Gabriela paused at the first step. “Why me? You should go to the local queen or…” She stopped to remember titles from her books. “The mayor or city council.”
“I thought you might help me with exactly that.” Brynmor took his eyes from her to focus on smoothing the front of his wool coat. “You see, I’m a complete outsider here. I don’t know the customs of Mytara. If I come to them with talk of annexation with implied assimilation, they’d toss me out. I’d return to my uncle a failure.”
“Why would you think I could help?” Gabriela kept an eye on the sun, hoping her barely restrained annoyance would help to expedite the conversation.
“I feel a kinship to you, Gabriela.” Brynmor’s eyes drifted back to meet hers. “Not kinship. An attraction. You’re an outsider, too.”
“What? How did—”
“I wouldn’t ask that you help with any of the negotiations; just tell me some of what you first did when you came to Mytara.”
“Why do you assume I’m not from here?”
“Your clothes are a century outdated, though they fit you quite nicely. Up close, I see your eyes twinkle with intense mystery. But I first noticed your hair. Everyone in the region has straight, dark hair. Your soft curls are as pale as fresh snow.” He reached a gloved hand to touch a stray lock that lay across her cheek.
Gabriela felt her initial interest in the marquess shrivel up with the inane comparison.
A brick smashed into the cobblestone, missing them by a few feet.
Brynmor looked down at the brick, then up at the building roofs with more confusion than worry.
Not now, Aura!
“That only got my initial attention, making you stand out in the crowd, as it were. Then I saw you perform dark magic,” he finished.
Her heart leaped to her throat. “What? No, that’s absurd.”
Brynmor let out another slow chuckle, waggling his fingers over his palm, miming what she must have looked like with the apple. “Your secret is safe with me.”
Gabriela let out a puff of breath. Her mother had been clear about her remaining unnoticed in town. She had to steer the conversation away from that. “Why do you want to blend in? You’re a noble. You can go and do what you want.”
“Maybe so, but my uncle has put much into securing his borders. I want every advantage here. The duchy overlaps the Crystalwood Gardens, and he’s regularly fighting off the dead abominations that rise from there. If his territory included Mytara, he could close his lines right up to the Crack.”

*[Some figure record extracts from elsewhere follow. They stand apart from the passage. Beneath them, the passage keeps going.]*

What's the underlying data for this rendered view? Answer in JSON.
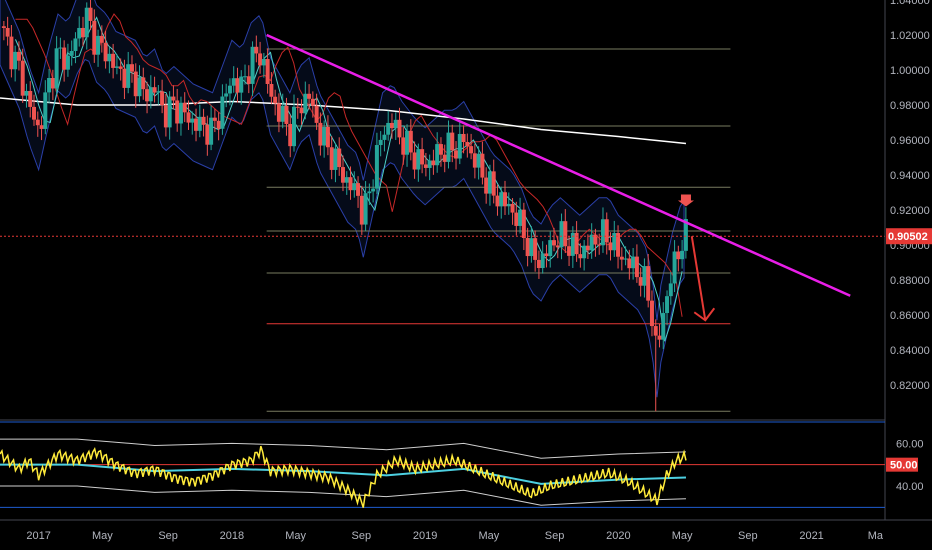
{
  "colors": {
    "background": "#000000",
    "candle_up": "#26a69a",
    "candle_down": "#ef5350",
    "trendline": "#e91ee8",
    "fib_line": "#787b60",
    "fib_red_line": "#e53935",
    "current_price_line": "#e53935",
    "bb_outline": "#2a3fa8",
    "ma_white": "#ffffff",
    "ma_red": "#c62828",
    "ma_teal": "#4dd0c8",
    "rsi_line": "#ffeb3b",
    "rsi_ma": "#4dd0e1",
    "rsi_band": "#cfcfcf",
    "rsi_mid_line": "#e53935",
    "rsi_bound_line": "#1e5bd1",
    "arrow": "#e53935",
    "marker": "#ef5350"
  },
  "chart_data": [
    {
      "type": "candlestick",
      "name": "price",
      "title": "",
      "ylim": [
        0.8,
        1.04
      ],
      "y_ticks": [
        "1.04000",
        "1.02000",
        "1.00000",
        "0.98000",
        "0.96000",
        "0.94000",
        "0.92000",
        "0.90000",
        "0.88000",
        "0.86000",
        "0.84000",
        "0.82000"
      ],
      "y_tick_values": [
        1.04,
        1.02,
        1.0,
        0.98,
        0.96,
        0.94,
        0.92,
        0.9,
        0.88,
        0.86,
        0.84,
        0.82
      ],
      "x_ticks": [
        "2017",
        "May",
        "Sep",
        "2018",
        "May",
        "Sep",
        "2019",
        "May",
        "Sep",
        "2020",
        "May",
        "Sep",
        "2021",
        "Ma"
      ],
      "x_tick_values": [
        2017.0,
        2017.33,
        2017.67,
        2018.0,
        2018.33,
        2018.67,
        2019.0,
        2019.33,
        2019.67,
        2020.0,
        2020.33,
        2020.67,
        2021.0,
        2021.33
      ],
      "x_range": [
        2016.8,
        2021.38
      ],
      "current_price": 0.90502,
      "current_price_label": "0.90502",
      "close_path": [
        [
          2016.8,
          1.025
        ],
        [
          2016.9,
          1.0
        ],
        [
          2016.95,
          0.98
        ],
        [
          2017.0,
          0.965
        ],
        [
          2017.05,
          0.99
        ],
        [
          2017.1,
          1.01
        ],
        [
          2017.15,
          1.005
        ],
        [
          2017.2,
          1.02
        ],
        [
          2017.25,
          1.03
        ],
        [
          2017.3,
          1.015
        ],
        [
          2017.35,
          1.01
        ],
        [
          2017.4,
          1.0
        ],
        [
          2017.5,
          0.995
        ],
        [
          2017.55,
          0.985
        ],
        [
          2017.6,
          0.99
        ],
        [
          2017.65,
          0.975
        ],
        [
          2017.7,
          0.98
        ],
        [
          2017.8,
          0.97
        ],
        [
          2017.9,
          0.965
        ],
        [
          2017.95,
          0.98
        ],
        [
          2018.0,
          0.995
        ],
        [
          2018.05,
          0.99
        ],
        [
          2018.1,
          1.005
        ],
        [
          2018.15,
          1.01
        ],
        [
          2018.2,
          0.985
        ],
        [
          2018.25,
          0.975
        ],
        [
          2018.3,
          0.965
        ],
        [
          2018.35,
          0.98
        ],
        [
          2018.4,
          0.985
        ],
        [
          2018.45,
          0.965
        ],
        [
          2018.5,
          0.955
        ],
        [
          2018.55,
          0.945
        ],
        [
          2018.6,
          0.935
        ],
        [
          2018.65,
          0.93
        ],
        [
          2018.68,
          0.915
        ],
        [
          2018.72,
          0.935
        ],
        [
          2018.78,
          0.965
        ],
        [
          2018.83,
          0.97
        ],
        [
          2018.88,
          0.96
        ],
        [
          2018.95,
          0.95
        ],
        [
          2019.0,
          0.945
        ],
        [
          2019.05,
          0.95
        ],
        [
          2019.1,
          0.955
        ],
        [
          2019.15,
          0.955
        ],
        [
          2019.2,
          0.96
        ],
        [
          2019.25,
          0.95
        ],
        [
          2019.3,
          0.94
        ],
        [
          2019.35,
          0.93
        ],
        [
          2019.4,
          0.925
        ],
        [
          2019.45,
          0.92
        ],
        [
          2019.5,
          0.91
        ],
        [
          2019.55,
          0.895
        ],
        [
          2019.6,
          0.89
        ],
        [
          2019.65,
          0.9
        ],
        [
          2019.7,
          0.905
        ],
        [
          2019.75,
          0.9
        ],
        [
          2019.8,
          0.895
        ],
        [
          2019.85,
          0.9
        ],
        [
          2019.9,
          0.905
        ],
        [
          2019.95,
          0.905
        ],
        [
          2020.0,
          0.895
        ],
        [
          2020.05,
          0.89
        ],
        [
          2020.1,
          0.885
        ],
        [
          2020.15,
          0.875
        ],
        [
          2020.18,
          0.855
        ],
        [
          2020.2,
          0.835
        ],
        [
          2020.22,
          0.855
        ],
        [
          2020.25,
          0.87
        ],
        [
          2020.28,
          0.885
        ],
        [
          2020.32,
          0.9
        ],
        [
          2020.35,
          0.905
        ]
      ],
      "candles_note": "",
      "trendline": {
        "from": [
          2018.18,
          1.02
        ],
        "to": [
          2021.2,
          0.871
        ]
      },
      "fib_levels": [
        1.012,
        0.968,
        0.933,
        0.908,
        0.884,
        0.855,
        0.805
      ],
      "fib_red_level": 0.855,
      "ma_white": [
        [
          2016.8,
          0.984
        ],
        [
          2017.2,
          0.98
        ],
        [
          2017.6,
          0.98
        ],
        [
          2018.0,
          0.982
        ],
        [
          2018.4,
          0.98
        ],
        [
          2018.8,
          0.977
        ],
        [
          2019.2,
          0.972
        ],
        [
          2019.6,
          0.966
        ],
        [
          2020.0,
          0.962
        ],
        [
          2020.35,
          0.958
        ]
      ],
      "arrow_from": [
        2020.38,
        0.905
      ],
      "arrow_to": [
        2020.45,
        0.857
      ],
      "marker_at": [
        2020.35,
        0.922
      ]
    },
    {
      "type": "line",
      "name": "rsi",
      "ylim": [
        25,
        70
      ],
      "y_ticks": [
        "60.00",
        "40.00"
      ],
      "y_tick_values": [
        60,
        40
      ],
      "highlight_value": 50,
      "highlight_label": "50.00",
      "upper_bound": 70,
      "lower_bound": 30,
      "rsi_path": [
        [
          2016.8,
          55
        ],
        [
          2016.9,
          48
        ],
        [
          2016.95,
          52
        ],
        [
          2017.0,
          45
        ],
        [
          2017.1,
          55
        ],
        [
          2017.2,
          52
        ],
        [
          2017.3,
          56
        ],
        [
          2017.4,
          50
        ],
        [
          2017.5,
          46
        ],
        [
          2017.6,
          48
        ],
        [
          2017.7,
          44
        ],
        [
          2017.8,
          42
        ],
        [
          2017.9,
          45
        ],
        [
          2018.0,
          50
        ],
        [
          2018.1,
          52
        ],
        [
          2018.15,
          57
        ],
        [
          2018.2,
          47
        ],
        [
          2018.3,
          48
        ],
        [
          2018.4,
          46
        ],
        [
          2018.5,
          44
        ],
        [
          2018.6,
          38
        ],
        [
          2018.68,
          32
        ],
        [
          2018.75,
          45
        ],
        [
          2018.85,
          52
        ],
        [
          2018.95,
          48
        ],
        [
          2019.05,
          50
        ],
        [
          2019.15,
          52
        ],
        [
          2019.25,
          48
        ],
        [
          2019.35,
          44
        ],
        [
          2019.45,
          40
        ],
        [
          2019.55,
          36
        ],
        [
          2019.65,
          40
        ],
        [
          2019.75,
          42
        ],
        [
          2019.85,
          44
        ],
        [
          2019.95,
          46
        ],
        [
          2020.05,
          42
        ],
        [
          2020.12,
          38
        ],
        [
          2020.2,
          33
        ],
        [
          2020.25,
          45
        ],
        [
          2020.3,
          52
        ],
        [
          2020.35,
          54
        ]
      ],
      "rsi_ma_path": [
        [
          2016.8,
          50
        ],
        [
          2017.2,
          50
        ],
        [
          2017.6,
          47
        ],
        [
          2018.0,
          48
        ],
        [
          2018.4,
          47
        ],
        [
          2018.8,
          45
        ],
        [
          2019.2,
          48
        ],
        [
          2019.6,
          41
        ],
        [
          2020.0,
          43
        ],
        [
          2020.35,
          44
        ]
      ]
    }
  ]
}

Gabriela turned from him, looking down the twenty steps of hard, flat stone quarried from the cliffs just south of town, like most of the city’s construction. Her mother saw little need for Gabriela to know the intricacies of politics, but she knew enough that a solid front along the Crack would soon mean a solid front beyond it. This man’s uncle, this duke, would invade her home in time. “I can’t help you, Brynmor.”
He stepped in front of her, on the edge of the first step. “I’ll admit, there was more. I honestly thought you could help my mission, but also…” He pulled the glove from his right hand and traced his knuckles down her cheek. “You’re beautiful, Gabriela.”
The power surged, and she slapped his hand away.
Time seemed to catch its breath as Brynmor stumbled backward, flailing his arms in the empty space over the steps. Gabriela’s fingertips briefly reached the edge of his pristine woolen overcoat, only to close on air. She watched his horrified face, the piercing grey eyes suddenly vulnerable, fall away from her. Tumbling feet over neck down the steps, each impact punctuated with a crunch, he finished in an awkward pile at the bottom.
The power was no longer sluggish, now flooding through her. Without thinking, she performed the motions she’d seen her mother do a hundred times.